According to an arrest report, a counselor was speaking to the victim on Nov. 6 about an incident where he touched another boy’s “private area” and the boy disclosed that his camp counselor had done that to him and he “wanted to do it to his friend.”
The boy attends camp at Robert King High Park, located at 7025 W. Flagler St. in the city’s Flagami neighborhood, police said.
On Monday, the boy told a child advocate during a forensic interview Monday that Isidro first touched his genitals over his clothing after he asked to use the bathroom, the report states.
Police said the boy asked Isidro why he did that, to which he replied “don’t tell anyone.”
Two days later, after asking for permission to get water, the boy said Isidro did the same thing again, telling him “sorry, I did it by accident again,” the report states.

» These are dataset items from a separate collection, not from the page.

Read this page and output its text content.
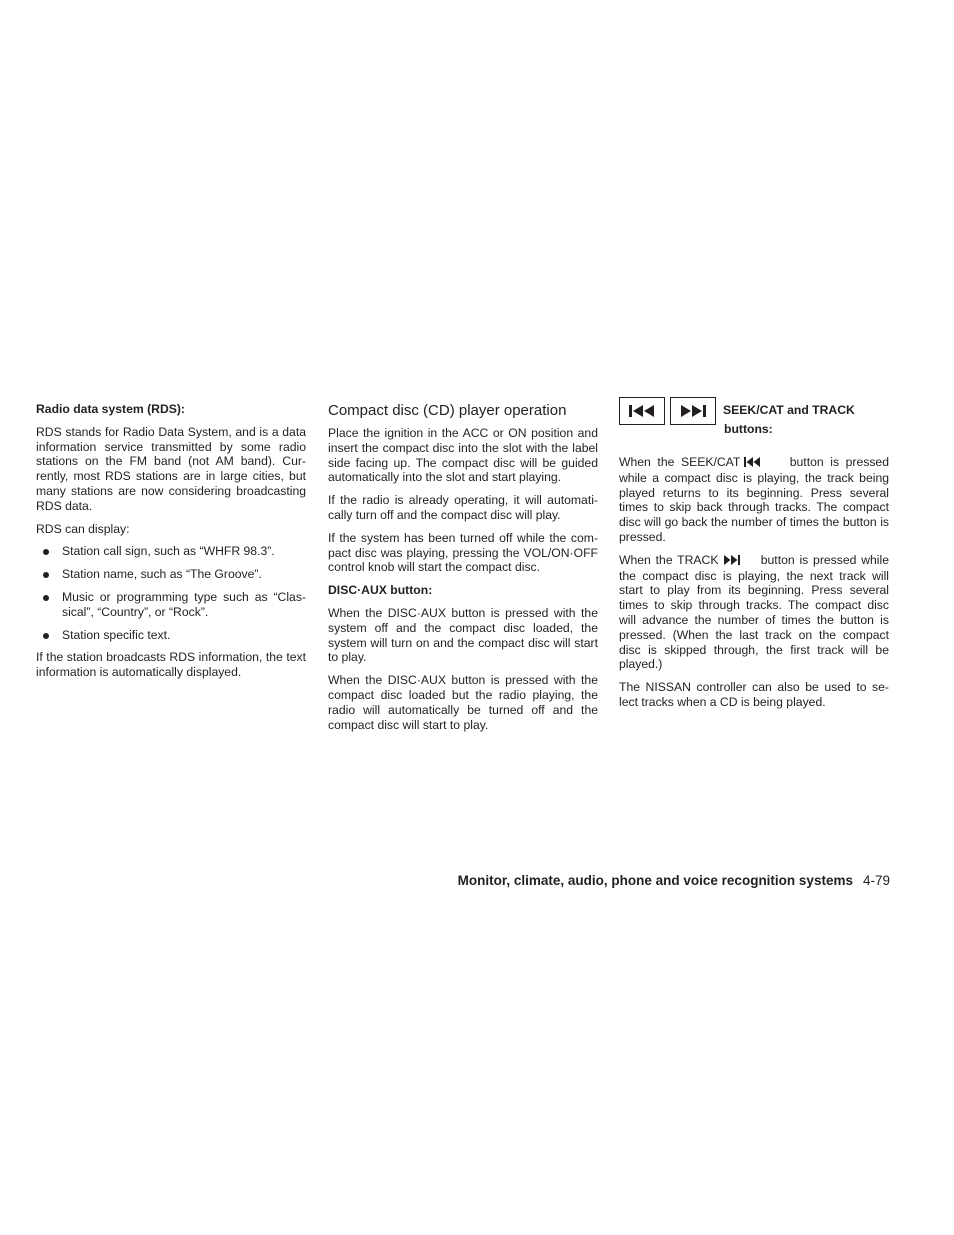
Radio data system (RDS):

RDS stands for Radio Data System, and is a data information service transmitted by some radio stations on the FM band (not AM band). Cur-rently, most RDS stations are in large cities, but many stations are now considering broadcasting RDS data.

RDS can display:

Station call sign, such as “WHFR 98.3”.
Station name, such as “The Groove”.
Music or programming type such as “Clas-sical”, “Country”, or “Rock”.
Station specific text.

If the station broadcasts RDS information, the text information is automatically displayed.

Compact disc (CD) player operation

Place the ignition in the ACC or ON position and insert the compact disc into the slot with the label side facing up. The compact disc will be guided automatically into the slot and start playing.

If the radio is already operating, it will automati-cally turn off and the compact disc will play.

If the system has been turned off while the com-pact disc was playing, pressing the VOL/ON·OFF control knob will start the compact disc.

DISC·AUX button:

When the DISC·AUX button is pressed with the system off and the compact disc loaded, the system will turn on and the compact disc will start to play.

When the DISC·AUX button is pressed with the compact disc loaded but the radio playing, the radio will automatically be turned off and the compact disc will start to play.

SEEK/CAT and TRACK
buttons:

When the SEEK/CAT	button is pressed while a compact disc is playing, the track being played returns to its beginning. Press several times to skip back through tracks. The compact disc will go back the number of times the button is pressed.

When the TRACK	button is pressed while the compact disc is playing, the next track will start to play from its beginning. Press several times to skip through tracks. The compact disc will advance the number of times the button is pressed. (When the last track on the compact disc is skipped through, the first track will be played.)

The NISSAN controller can also be used to se-lect tracks when a CD is being played.

Monitor, climate, audio, phone and voice recognition systems 4-79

“The victim would approach (Isidro) as he sat in a chair outside of the ‘big room’ where the other children were unable to view the incidents,” an investigator wrote.
Following the interview, Miami police went to the park and took Isidro into custody. Police said he invoked his rights to an attorney.
Isidro, who lives in the Kendale Lakes area, was being held without bond on two counts of lewd and lascivious molestation as of Tuesday morning, jail records show.
In court Tuesday, Isidro’s attorney pushed back on the charges, calling it a “purely testimonial case.”
“It is the state’s position that if the child says this to enough people that it must be true,” the attorney said. “There is no corroboration of this charge. My client has no priors. He is a United States citizen.”
A city spokesperson said Isidro passed a background check and said camp employees are “required to go through and pass a level II background check.”
Police said they are asking anyone who thinks they may have been a victim to come forward and call them.
“We don’t know if there are other victims and that is why we need the public to talk to their children,” Officer Michael Vega, a Miami police spokesperson, said. “We rather than a parent comes to us and says ‘my child was inappropriately touched’ and let us make the determination if it rises to the level of a crime than not reporting it because they think it doesn’t.”